Ava has just landed a job as a reporter in Gubinge, a tiny tropical town in Australia's north. Gubinge has a way of getting under the skin. Ava is hooked on the thrill of going hand-to-hand with barramundi, awed by country, and stunned by pindan sunsets. But a bitter collision between a native title group and a Japanese-owned uranium mining company is ripping the community in half.

From the rodeos and fishing holes of northern Australia, to the dazzling streets of night-time Tokyo, Ava is swept in pursuit of the story. Will Gerro Blue destroy Burrika country? Or will a uranium mine lift its people from poverty? And can Ava hold on to her principles if she gives in to her desire for Noah, the local Burrika boss?

Red Can Origami is set to be published by Fremantle Press in December.


Madelaine Dickie has been writing since she was seven. Her first novel Troppo was published by Fremantle Press in 2016 and her second novel Red Can Origami is due to be released in December 2019. In 2017, she was awarded an Asialink residency, supported by the Department of Culture and the Arts WA, to travel to Youkobo Artspace in Tokyo to work on Red Can full time. While in Japan, she travelled through parts of the Fukushima Daiichi nuclear exclusion zone to witness first hand what a nuclear catastrophe looks like. Her experiences are detailed in an essay which was published by Coldnoon International Journal of Travel Writing and Travelling Cultures.

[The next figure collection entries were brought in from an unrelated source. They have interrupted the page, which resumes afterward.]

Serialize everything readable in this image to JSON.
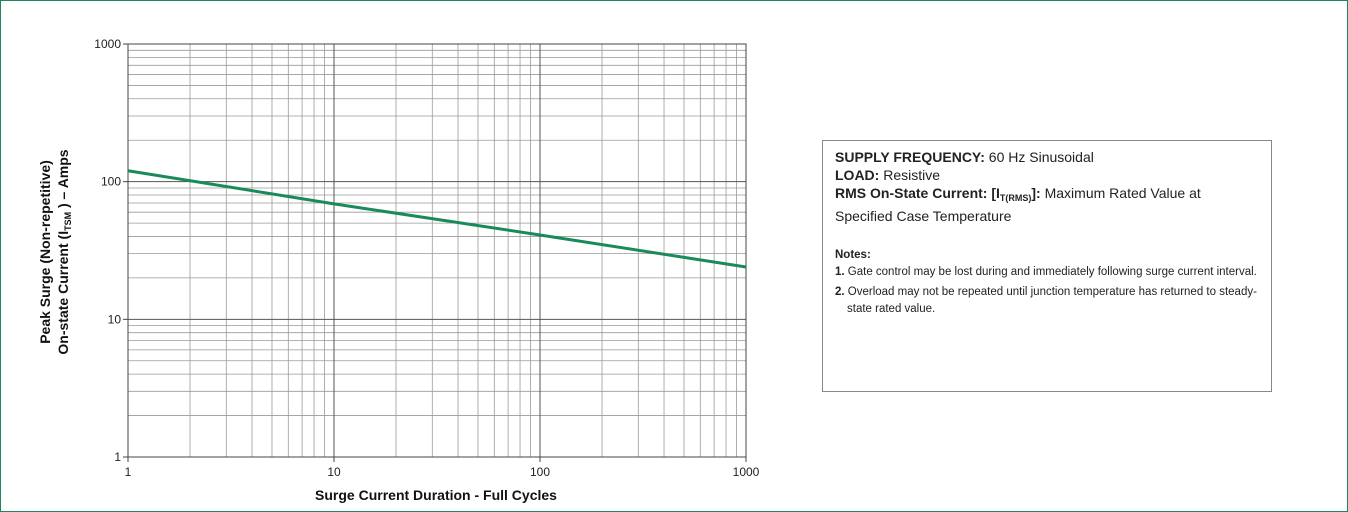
{
  "chart_data": {
    "type": "line",
    "xscale": "log",
    "yscale": "log",
    "xlim": [
      1,
      1000
    ],
    "ylim": [
      1,
      1000
    ],
    "grid": true,
    "xlabel": "Surge Current Duration - Full Cycles",
    "ylabel_line1": "Peak Surge (Non-repetitive)",
    "ylabel_line2_pre": "On-state Current (I",
    "ylabel_line2_sub": "TSM",
    "ylabel_line2_post": " ) – Amps",
    "x_ticks": [
      "1",
      "10",
      "100",
      "1000"
    ],
    "y_ticks": [
      "1",
      "10",
      "100",
      "1000"
    ],
    "series": [
      {
        "color": "#1a8a5a",
        "x": [
          1,
          10,
          100,
          1000
        ],
        "y": [
          120,
          69,
          41,
          24
        ]
      }
    ]
  },
  "info": {
    "freq_label": "SUPPLY FREQUENCY:",
    "freq_value": " 60 Hz Sinusoidal",
    "load_label": "LOAD:",
    "load_value": " Resistive",
    "rms_label_pre": "RMS On-State Current: [I",
    "rms_label_sub": "T(RMS)",
    "rms_label_post": "]:",
    "rms_value": " Maximum Rated Value at Specified Case Temperature",
    "notes_title": "Notes:",
    "notes": [
      {
        "num": "1.",
        "text": " Gate control may be lost during and immediately following surge current interval."
      },
      {
        "num": "2.",
        "text": " Overload may not be repeated until junction temperature has returned to steady-state rated value."
      }
    ]
  }
}
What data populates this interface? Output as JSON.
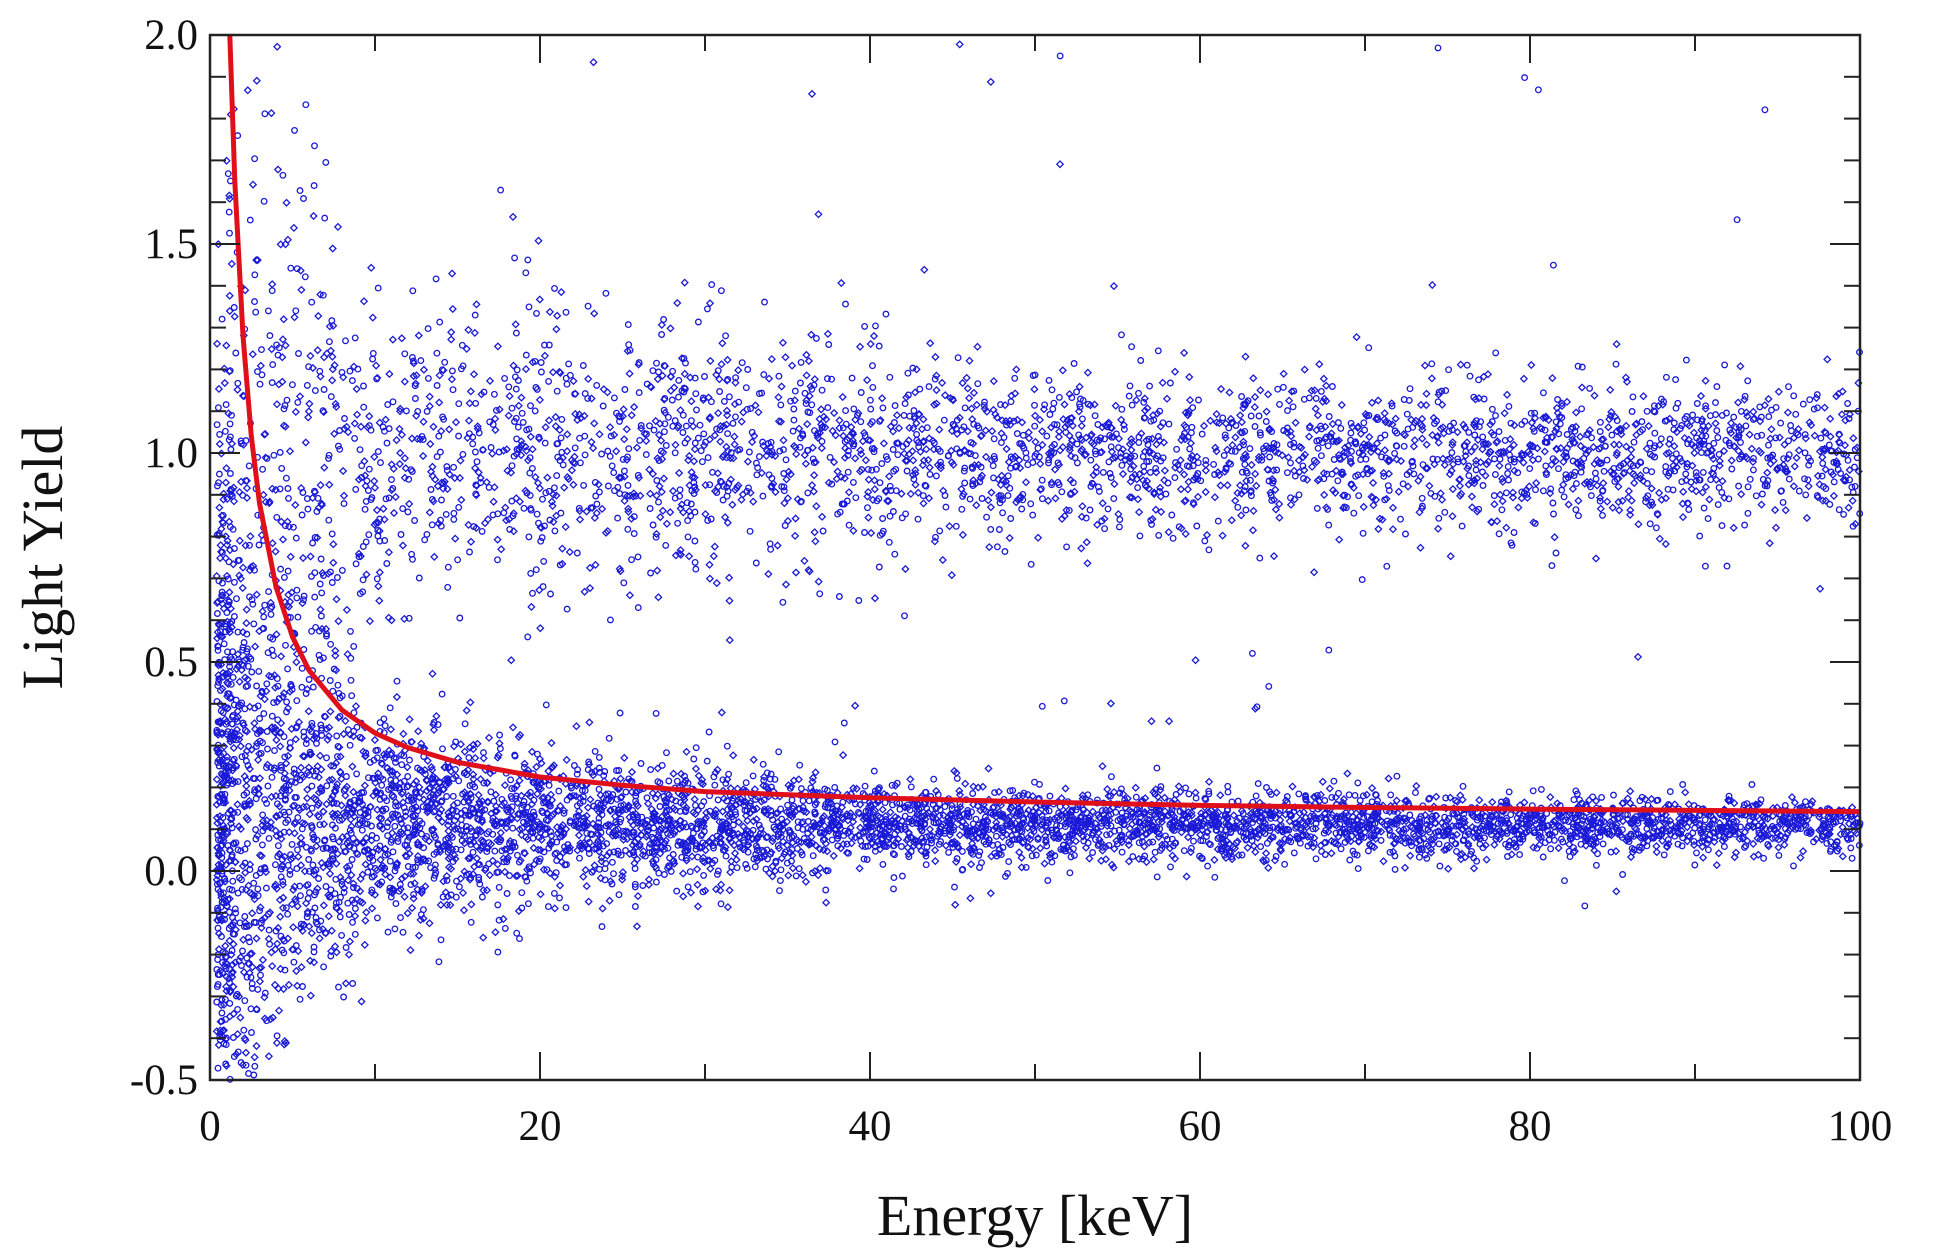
{
  "chart_data": {
    "type": "scatter",
    "title": "",
    "xlabel": "Energy [keV]",
    "ylabel": "Light Yield",
    "xlim": [
      0,
      100
    ],
    "ylim": [
      -0.5,
      2.0
    ],
    "x_ticks": [
      0,
      20,
      40,
      60,
      80,
      100
    ],
    "x_tick_labels": [
      "0",
      "20",
      "40",
      "60",
      "80",
      "100"
    ],
    "y_ticks": [
      -0.5,
      0.0,
      0.5,
      1.0,
      1.5,
      2.0
    ],
    "y_tick_labels": [
      "-0.5",
      "0.0",
      "0.5",
      "1.0",
      "1.5",
      "2.0"
    ],
    "grid": false,
    "legend": "none",
    "colors": {
      "points": "#1a1ad6",
      "curve": "#e0101a",
      "axes": "#222222"
    },
    "series": [
      {
        "kind": "scatter",
        "marker": "open-circle/diamond",
        "bands": [
          {
            "label_on_chart": "",
            "center": [
              [
                1,
                1.05
              ],
              [
                10,
                1.0
              ],
              [
                40,
                1.0
              ],
              [
                60,
                1.0
              ],
              [
                100,
                1.0
              ]
            ],
            "spread": [
              [
                1,
                0.5
              ],
              [
                10,
                0.2
              ],
              [
                50,
                0.1
              ],
              [
                100,
                0.08
              ]
            ]
          },
          {
            "label_on_chart": "",
            "center": [
              [
                1,
                0.15
              ],
              [
                10,
                0.12
              ],
              [
                40,
                0.11
              ],
              [
                100,
                0.11
              ]
            ],
            "spread": [
              [
                1,
                0.45
              ],
              [
                10,
                0.12
              ],
              [
                40,
                0.05
              ],
              [
                100,
                0.03
              ]
            ]
          }
        ]
      },
      {
        "kind": "line",
        "x": [
          1.2,
          1.5,
          2,
          2.5,
          3,
          4,
          5,
          6,
          8,
          10,
          12,
          15,
          20,
          25,
          30,
          40,
          50,
          60,
          70,
          80,
          90,
          100
        ],
        "y": [
          2.0,
          1.65,
          1.28,
          1.04,
          0.88,
          0.68,
          0.56,
          0.48,
          0.385,
          0.33,
          0.295,
          0.26,
          0.225,
          0.205,
          0.19,
          0.175,
          0.165,
          0.157,
          0.152,
          0.148,
          0.145,
          0.142
        ]
      }
    ]
  }
}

In addition to Japan, Madelaine’s travelled to far-flung corners of the world like Senegal, the Dominican Republic and Namibia in search of surf and the space to write. She failed Japanese, is studying Spanish and speaks Indonesian. Madelaine is heading to Mexico in August 2019 to undertake a residency at Arquetopia International Artists Residency. She’s the former editor of National Indigenous Times, an online news site, and lives in Exmouth, WA.